Quotas for women on boards have helped firms in France to improve their employment practices, while changing the way boards and shareholders view the previous working experience of women, according to a new study.
According to a team of researchers, the findings up-end old arguments that quotas are unnecessary because boards are already “optimally configured” before the imposition of quotas.
The team—helmed by Magnus Blomkvist of EDHEC business school in France—concluded that, before mandatory minimum numbers for women on boards were introduced in 2011, French companies ran up against “frictions” in recruiting women “which contributed to the underrepresentation of women on corporate boards”.
The Copé-Zimmermann law, backed by Christine Lagarde (pictured) while she was French minister of finance, was introduced in 2011. It mandated French companies to ensure boards were at least 20% women by 2014—and 40% for large companies by 2017. By 2017, female representation was up to 43%.
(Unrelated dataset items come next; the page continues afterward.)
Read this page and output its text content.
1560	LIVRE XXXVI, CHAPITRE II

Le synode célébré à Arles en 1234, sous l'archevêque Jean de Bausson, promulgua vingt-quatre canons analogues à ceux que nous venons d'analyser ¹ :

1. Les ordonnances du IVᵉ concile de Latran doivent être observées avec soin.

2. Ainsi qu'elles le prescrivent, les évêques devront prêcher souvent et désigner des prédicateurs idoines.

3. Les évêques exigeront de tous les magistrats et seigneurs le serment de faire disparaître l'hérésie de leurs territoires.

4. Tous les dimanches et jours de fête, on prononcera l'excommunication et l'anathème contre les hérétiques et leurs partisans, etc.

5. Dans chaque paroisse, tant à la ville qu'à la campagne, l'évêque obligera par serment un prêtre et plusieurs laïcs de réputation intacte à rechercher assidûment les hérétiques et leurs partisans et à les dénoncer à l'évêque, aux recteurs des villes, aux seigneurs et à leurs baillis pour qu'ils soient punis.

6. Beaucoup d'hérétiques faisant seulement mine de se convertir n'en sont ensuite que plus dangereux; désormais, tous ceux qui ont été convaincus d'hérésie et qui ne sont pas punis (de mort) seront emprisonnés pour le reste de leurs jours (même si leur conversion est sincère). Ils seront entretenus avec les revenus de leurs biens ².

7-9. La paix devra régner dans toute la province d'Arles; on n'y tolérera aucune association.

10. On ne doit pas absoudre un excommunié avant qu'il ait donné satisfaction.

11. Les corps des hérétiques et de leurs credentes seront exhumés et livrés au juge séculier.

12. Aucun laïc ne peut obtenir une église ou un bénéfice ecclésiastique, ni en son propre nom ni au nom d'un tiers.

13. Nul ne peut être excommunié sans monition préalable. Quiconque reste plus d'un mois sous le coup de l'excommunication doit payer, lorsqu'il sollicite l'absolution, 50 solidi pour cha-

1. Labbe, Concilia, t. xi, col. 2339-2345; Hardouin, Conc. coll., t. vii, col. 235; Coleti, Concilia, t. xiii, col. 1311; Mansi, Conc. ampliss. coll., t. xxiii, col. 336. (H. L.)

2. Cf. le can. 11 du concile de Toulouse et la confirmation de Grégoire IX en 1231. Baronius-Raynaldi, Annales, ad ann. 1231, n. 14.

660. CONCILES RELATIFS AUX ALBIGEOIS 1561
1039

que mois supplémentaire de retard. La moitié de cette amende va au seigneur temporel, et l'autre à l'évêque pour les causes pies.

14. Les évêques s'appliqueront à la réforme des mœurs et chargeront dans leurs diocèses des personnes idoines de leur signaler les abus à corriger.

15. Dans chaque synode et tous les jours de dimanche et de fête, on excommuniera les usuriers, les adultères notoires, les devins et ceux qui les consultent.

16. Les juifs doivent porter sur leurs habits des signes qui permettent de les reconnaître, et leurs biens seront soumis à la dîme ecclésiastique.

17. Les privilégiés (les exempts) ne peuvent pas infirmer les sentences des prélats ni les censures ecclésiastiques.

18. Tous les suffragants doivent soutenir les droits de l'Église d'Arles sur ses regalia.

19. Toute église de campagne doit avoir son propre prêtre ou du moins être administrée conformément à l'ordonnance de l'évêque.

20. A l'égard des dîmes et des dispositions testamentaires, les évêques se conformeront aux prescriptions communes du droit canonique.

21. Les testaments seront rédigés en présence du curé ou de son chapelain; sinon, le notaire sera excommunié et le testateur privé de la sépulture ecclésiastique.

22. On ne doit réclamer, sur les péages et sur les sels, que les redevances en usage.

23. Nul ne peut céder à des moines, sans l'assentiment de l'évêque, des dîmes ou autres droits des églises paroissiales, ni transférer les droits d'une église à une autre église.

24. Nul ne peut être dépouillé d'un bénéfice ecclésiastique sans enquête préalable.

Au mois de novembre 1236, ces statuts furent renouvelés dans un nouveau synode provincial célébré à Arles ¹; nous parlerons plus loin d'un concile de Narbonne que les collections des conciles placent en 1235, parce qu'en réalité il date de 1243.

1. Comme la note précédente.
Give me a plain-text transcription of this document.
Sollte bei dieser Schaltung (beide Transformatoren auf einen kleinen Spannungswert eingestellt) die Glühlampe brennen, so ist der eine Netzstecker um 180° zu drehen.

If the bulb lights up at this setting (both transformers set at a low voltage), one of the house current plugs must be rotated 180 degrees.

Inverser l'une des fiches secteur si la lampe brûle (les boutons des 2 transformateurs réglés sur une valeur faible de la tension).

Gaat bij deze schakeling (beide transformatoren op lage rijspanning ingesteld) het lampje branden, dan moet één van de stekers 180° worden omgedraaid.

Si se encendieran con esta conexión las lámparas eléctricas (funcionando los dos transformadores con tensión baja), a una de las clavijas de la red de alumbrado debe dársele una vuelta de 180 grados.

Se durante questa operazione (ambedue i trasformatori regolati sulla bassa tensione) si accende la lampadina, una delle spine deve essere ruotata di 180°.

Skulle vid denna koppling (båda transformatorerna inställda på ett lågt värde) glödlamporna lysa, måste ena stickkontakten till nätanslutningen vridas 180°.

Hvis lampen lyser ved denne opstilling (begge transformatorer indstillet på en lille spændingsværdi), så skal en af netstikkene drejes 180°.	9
Opponents at the time of the law’s introduction argued that quotas would harm France’s “meritocracy”, represented government overreach, or would harm board effectiveness by forcing companies to hire underqualified women. Men’s rights groups claimed it was discriminatory.
But the new research sheds light on its value. The study looked at the election of 2,737 French directors from 2007 to 2020 and examined shareholder support for female candidates before and after the introduction of the quota. Despite opposition the European Union has been moving in the same direction as France.
The study assumed that if board director appointments were already “optimal” before the quota, shareholder support for female board members would be lower post-quota.
Attitudes to female candidates
However, the team did not find “negative female voting”. That led to a number of conclusions: underrepresentation of women was not due to “under supply” but to problems with the way companies looked for candidates, and with attitudes towards their experience and qualifications.
The team writes: “Our analysis does not support boards being optimally configured pre-quota. Instead, we find a post-quota increase in shareholder support for female candidates. This suggests the existence of significant pre-quota frictions, which contributed to the underrepresentation of women on corporate boards.”
Supply, therefore, was not the issue. “Instead, we document that the introduction of quotas compelled firms to modify their hiring practices by appointing candidates with characteristics perceived as valuable by shareholders.”
The quota therefore caused shareholders to reevaluate the “credentials” of female candidates.
“Specifically we observe that prior board experience and education from prestigious institutions became more highly regarded for female directors after the quotas were implemented, bringing their perceived value on par with that of male nominees.”
Quotas have been highly contested, and highly politicised. Those on the right in politics tend to oppose them, those on the left support them as a levelling tool. However, this research shows that the old arguments may not hold and that there are other issues at play: firms must change their recruitment practices and reevaluate the qualifications and experience needed to access boardrooms. Such changes have been long due.